Objective. To compare the efficacy of brentuximab vedotin, doxorubicin, vinblastine, and dacarbazine (A+AVD) with that of doxorubicin, bleomycin, vinblastine, and dacarbazine (ABVD) in patients with stage III or IV classic Hodgkin’s lymphoma.
Design. The ECHELON-1 trial, an international, openlabel, randomized phase 3 trial.
Setting and participants. In this multicenter international trial, a total of 1334 patients underwent randomization from November 2012 through January
2016. Eligible patients were 18 years of age older and had newly diagnosed and histologically proven classic Hodgkin’s lymphoma, Ann Arbor stage III or IV. Patients were eligible only if they had not received prior systemic chemotherapy or radiotherapy. All patients were required to have an ECOG performance status of ≤ 2 and adequate hematologic parameters (hemoglobin ≥ 8, ANC ≥ 1500, and platelet count ≥ 75,000). Patients with nodular lymphocyte predominant Hodgkin’s lymphoma, pre-existing peripheral sensory neuropathy, or known cerebral or meningeal disease were excluded.

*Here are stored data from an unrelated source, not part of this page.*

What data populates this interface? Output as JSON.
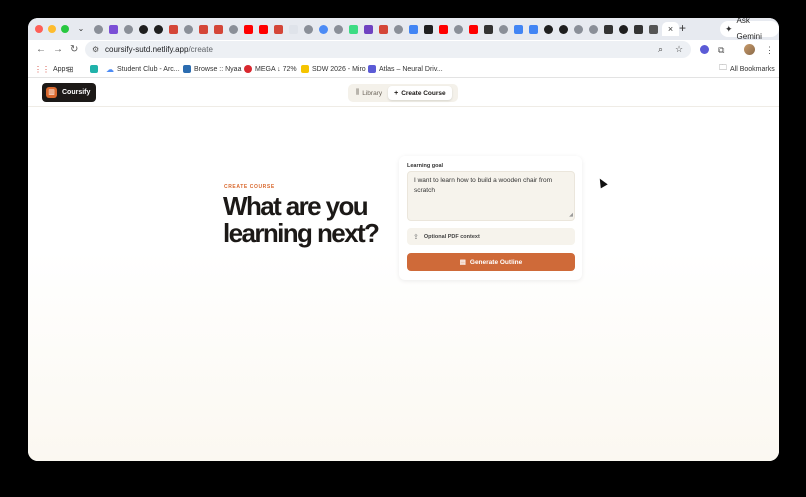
{
  "browser": {
    "tabs": [
      {
        "icon": "globe",
        "color": "#8a8f98"
      },
      {
        "icon": "twitch",
        "color": "#7b4fd6",
        "active": false
      },
      {
        "icon": "globe",
        "color": "#8a8f98"
      },
      {
        "icon": "notion",
        "color": "#1f1f1f"
      },
      {
        "icon": "notion",
        "color": "#1f1f1f"
      },
      {
        "icon": "gmail",
        "color": "#d44638"
      },
      {
        "icon": "globe",
        "color": "#8a8f98"
      },
      {
        "icon": "gmail",
        "color": "#d44638"
      },
      {
        "icon": "gmail",
        "color": "#d44638"
      },
      {
        "icon": "globe",
        "color": "#8a8f98"
      },
      {
        "icon": "youtube",
        "color": "#ff0000"
      },
      {
        "icon": "youtube",
        "color": "#ff0000"
      },
      {
        "icon": "gmail",
        "color": "#d44638"
      },
      {
        "icon": "blank",
        "color": "#dfe3ea"
      },
      {
        "icon": "globe",
        "color": "#8a8f98"
      },
      {
        "icon": "chrome",
        "color": "#4c8bf5"
      },
      {
        "icon": "globe",
        "color": "#8a8f98"
      },
      {
        "icon": "android",
        "color": "#3ddc84"
      },
      {
        "icon": "figma",
        "color": "#6f42c1"
      },
      {
        "icon": "gmail",
        "color": "#d44638"
      },
      {
        "icon": "globe",
        "color": "#8a8f98"
      },
      {
        "icon": "google",
        "color": "#4285f4"
      },
      {
        "icon": "cursor",
        "color": "#1f1f1f"
      },
      {
        "icon": "youtube",
        "color": "#ff0000"
      },
      {
        "icon": "globe",
        "color": "#8a8f98"
      },
      {
        "icon": "youtube",
        "color": "#ff0000"
      },
      {
        "icon": "unity",
        "color": "#333333"
      },
      {
        "icon": "globe",
        "color": "#8a8f98"
      },
      {
        "icon": "google",
        "color": "#4285f4"
      },
      {
        "icon": "google",
        "color": "#4285f4"
      },
      {
        "icon": "notion",
        "color": "#1f1f1f"
      },
      {
        "icon": "notion",
        "color": "#1f1f1f"
      },
      {
        "icon": "globe",
        "color": "#8a8f98"
      },
      {
        "icon": "globe",
        "color": "#8a8f98"
      },
      {
        "icon": "d-logo",
        "color": "#333333"
      },
      {
        "icon": "github",
        "color": "#1f1f1f"
      },
      {
        "icon": "d-logo",
        "color": "#333333"
      },
      {
        "icon": "openai",
        "color": "#555555"
      }
    ],
    "new_tab": "+",
    "gemini_label": "Ask Gemini",
    "url_host": "coursify-sutd.netlify.app",
    "url_path": "/create",
    "bookmarks": [
      {
        "label": "Apps",
        "color": "#d44638"
      },
      {
        "label": "",
        "color": "#555555"
      },
      {
        "label": "",
        "color": "#20b2aa"
      },
      {
        "label": "Student Club - Arc...",
        "color": "#4c8bf5"
      },
      {
        "label": "Browse :: Nyaa",
        "color": "#2b6cb0"
      },
      {
        "label": "MEGA ↓ 72%",
        "color": "#d9272e"
      },
      {
        "label": "SDW 2026 - Miro",
        "color": "#f5c400"
      },
      {
        "label": "Atlas – Neural Driv...",
        "color": "#5b5bd6"
      }
    ],
    "all_bookmarks": "All Bookmarks"
  },
  "app": {
    "brand": "Coursify",
    "nav": {
      "library": "Library",
      "create": "Create Course"
    }
  },
  "hero": {
    "eyebrow": "CREATE COURSE",
    "title_line1": "What are you",
    "title_line2": "learning next?"
  },
  "form": {
    "goal_label": "Learning goal",
    "goal_value": "I want to learn how to build a wooden chair from scratch",
    "pdf_label": "Optional PDF context",
    "submit_label": "Generate Outline"
  }
}
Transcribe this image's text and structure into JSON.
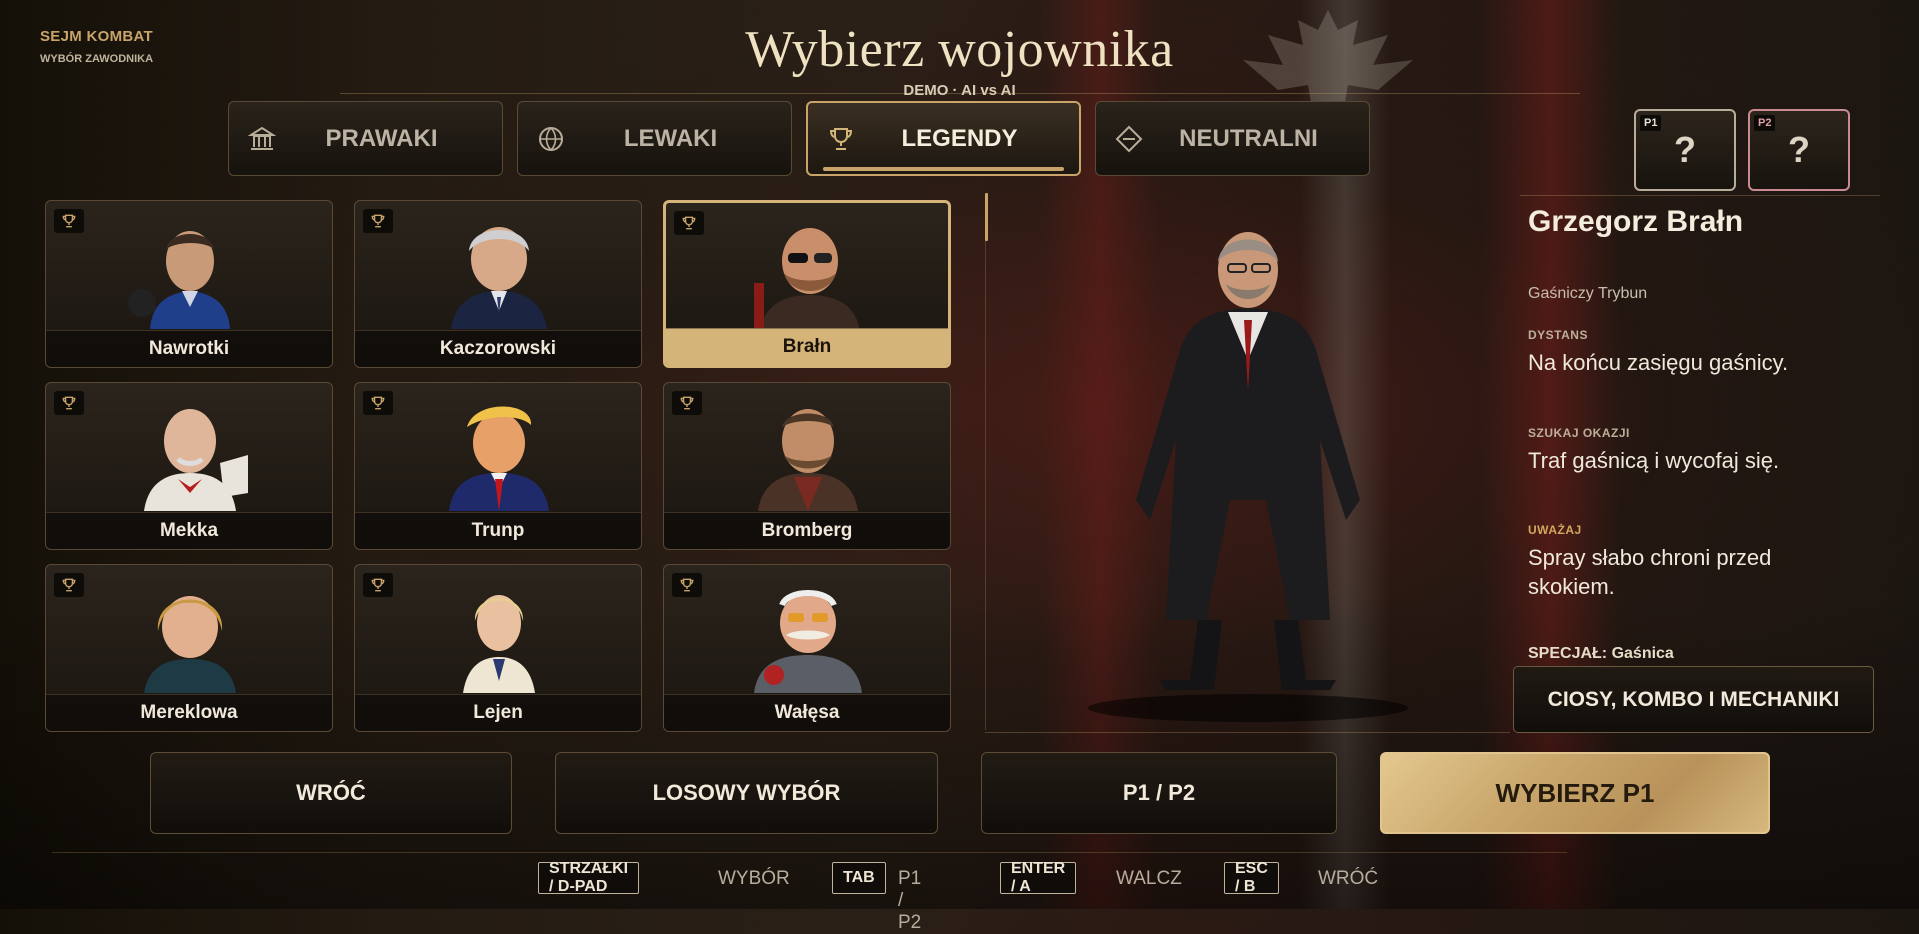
{
  "brand": {
    "title": "SEJM KOMBAT",
    "subtitle": "WYBÓR ZAWODNIKA"
  },
  "header": {
    "title": "Wybierz wojownika",
    "mode": "DEMO · AI vs AI"
  },
  "tabs": [
    {
      "label": "PRAWAKI",
      "icon": "building-columns-icon",
      "active": false
    },
    {
      "label": "LEWAKI",
      "icon": "globe-icon",
      "active": false
    },
    {
      "label": "LEGENDY",
      "icon": "trophy-icon",
      "active": true
    },
    {
      "label": "NEUTRALNI",
      "icon": "diamond-icon",
      "active": false
    }
  ],
  "slots": [
    {
      "tag": "P1",
      "value": "?"
    },
    {
      "tag": "P2",
      "value": "?"
    }
  ],
  "fighters": [
    {
      "name": "Nawrotki",
      "selected": false
    },
    {
      "name": "Kaczorowski",
      "selected": false
    },
    {
      "name": "Brałn",
      "selected": true
    },
    {
      "name": "Mekka",
      "selected": false
    },
    {
      "name": "Trunp",
      "selected": false
    },
    {
      "name": "Bromberg",
      "selected": false
    },
    {
      "name": "Mereklowa",
      "selected": false
    },
    {
      "name": "Lejen",
      "selected": false
    },
    {
      "name": "Wałęsa",
      "selected": false
    }
  ],
  "details": {
    "name": "Grzegorz Brałn",
    "subtitle": "Gaśniczy Trybun",
    "range_label": "DYSTANS",
    "range_text": "Na końcu zasięgu gaśnicy.",
    "opportunity_label": "SZUKAJ OKAZJI",
    "opportunity_text": "Traf gaśnicą i wycofaj się.",
    "warning_label": "UWAŻAJ",
    "warning_text": "Spray słabo chroni przed skokiem.",
    "special": "SPECJAŁ: Gaśnica",
    "mechanics_button": "CIOSY, KOMBO I MECHANIKI"
  },
  "actions": {
    "back": "WRÓĆ",
    "random": "LOSOWY WYBÓR",
    "switch": "P1 / P2",
    "confirm": "WYBIERZ P1"
  },
  "hints": [
    {
      "key": "STRZAŁKI / D-PAD",
      "action": "WYBÓR"
    },
    {
      "key": "TAB",
      "action": "P1 / P2"
    },
    {
      "key": "ENTER / A",
      "action": "WALCZ"
    },
    {
      "key": "ESC / B",
      "action": "WRÓĆ"
    }
  ],
  "colors": {
    "accent": "#c9a46a",
    "primary_button": "#d6b87e",
    "p2": "#c98a92"
  }
}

Intervention. Patients were randomized in a 1:1 fashion to receive A+AVD (brentuximab vedotin 1.2 mg/kg, doxorubicin 25 mg/m2, vinblastine 6 mg/m2 and dacarbazine 375 mg/m2) or ABVD (doxorubicin 25 mg/m2, bleomycin 10 units/m2, vinblastine 6 mg/m2 and dacarbazine 375 mg/m2) IV on days 1 and 15 of each 28-day cycle for up to 6 cycles. A PET scan was done at the end of the second cycle (PET2) and if this showed increased uptake at any site or uptake at a new site of disease (Deauville score 5) patients could be switched to an alternative frontline therapy at the treating physician’s discretion.
Main outcome measures . The primary endpoint of this study was modified progression-free survival (mPFS), defined as time to disease progression, death, or modified progression (noncomplete response after completion of frontline therapy—Deauville score 3, 4, or 5 on PET). Modified progression was incorporated as an endpoint in order to assess the effectiveness of frontline therapy. A secondary endpoint of the study was overall survival (OS).

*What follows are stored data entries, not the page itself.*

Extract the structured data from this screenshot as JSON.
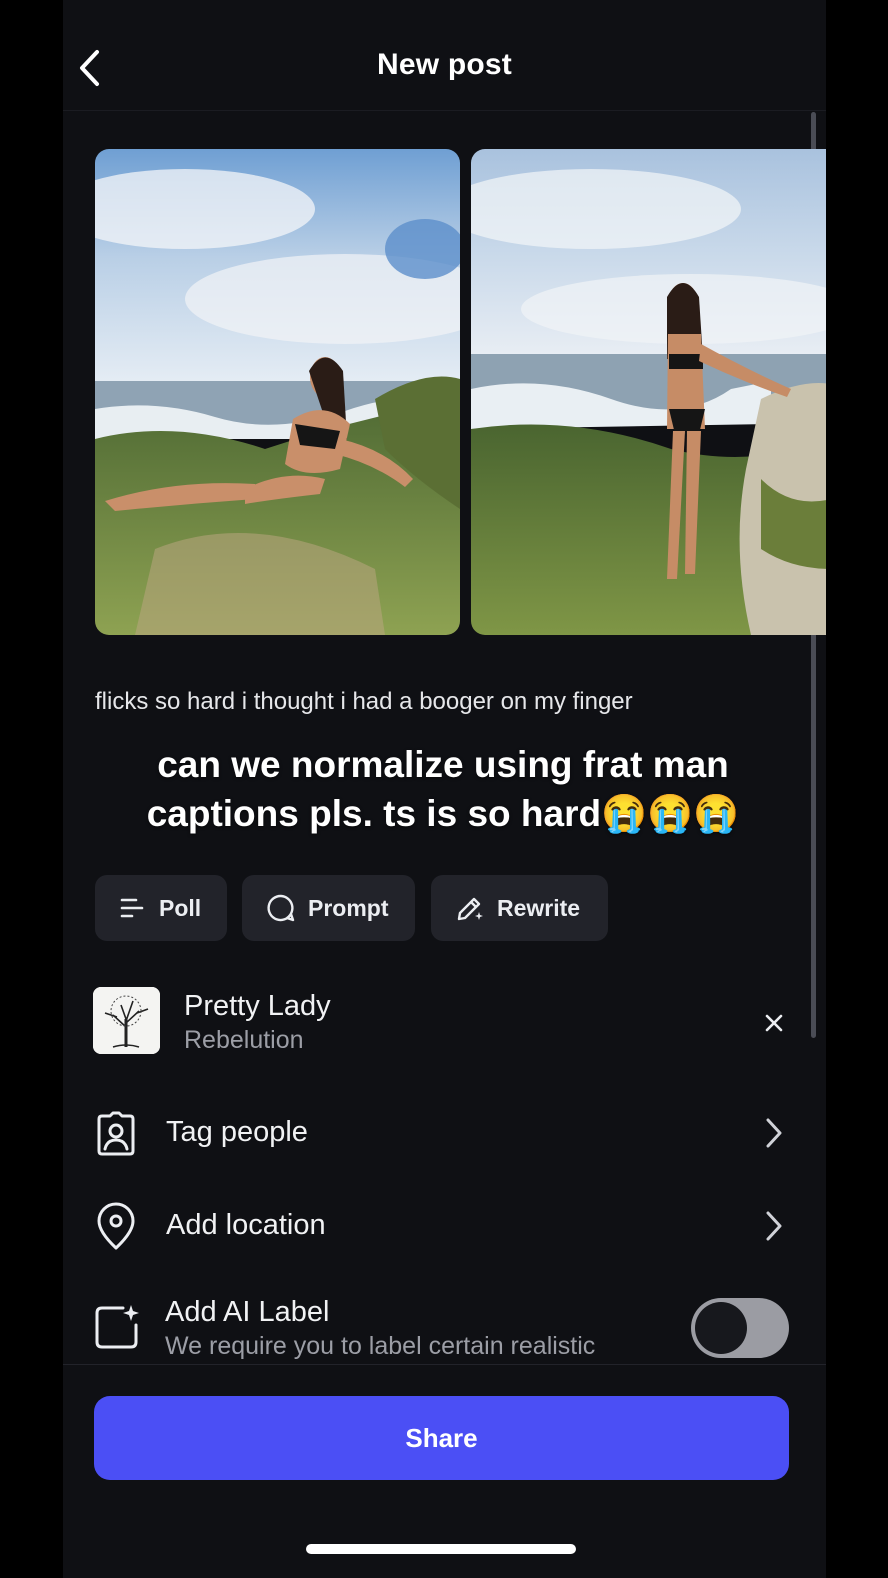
{
  "header": {
    "title": "New post"
  },
  "photos": [
    {
      "alt_icon": "beach-photo-reclining"
    },
    {
      "alt_icon": "beach-photo-standing"
    }
  ],
  "caption": "flicks so hard i thought i had a booger on my finger",
  "overlay_text": "can we normalize using frat man captions pls. ts is so hard😭😭😭",
  "chips": {
    "poll": "Poll",
    "prompt": "Prompt",
    "rewrite": "Rewrite"
  },
  "music": {
    "title": "Pretty Lady",
    "artist": "Rebelution"
  },
  "rows": {
    "tag_people": "Tag people",
    "add_location": "Add location"
  },
  "ai_label": {
    "title": "Add AI Label",
    "subtitle": "We require you to label certain realistic",
    "enabled": false
  },
  "share_label": "Share",
  "colors": {
    "background": "#0f1014",
    "chip": "#22232a",
    "accent": "#4b4ff5"
  }
}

Results. The baseline characteristics were well balanced between the treatment arms. 58% of the patients were male and 64% had stage IV disease. The median age was 36 years and 9% in each group were over the age of 65. After a median follow-up of 24.9 months, the independently assessed 2-year mPFS was 82.1% and 77.2% in the A+AVD and ABVD groups, respectively (hazard ratio [HR] 0.77; 95% confidence interval [CI] 0.6–0.98). The 2-year mPFS rate according to investigator assessment was 81% and 74.4% in the A+AVD and ABVD groups, respectively. Modified progression (failure to achieve a complete response after completion of frontline therapy resulting in treatment with subsequent therapy) occurred in 9 and 22 patients in the
A+AVD and ABVD groups, respectively. A pre-specified subgroup analysis showed that patients from North America, male patients, patients with involvement of more than 1 extranodal site, patients with a high IPSS score (4–7), patients < 60 years old and those with stage IV disease appeared to benefit more from A+AVD. The rate of PET2 negativity was 89% with A+AVD and 86% with ABVD. The 2-year overall survival was 96.6% in the A+AVD group and 94.9% in the ABVD group (HR 0.72; 95% CI 0.44–1.17). Fewer patients in the A+AVD group received subsequent cancer-directed therapy.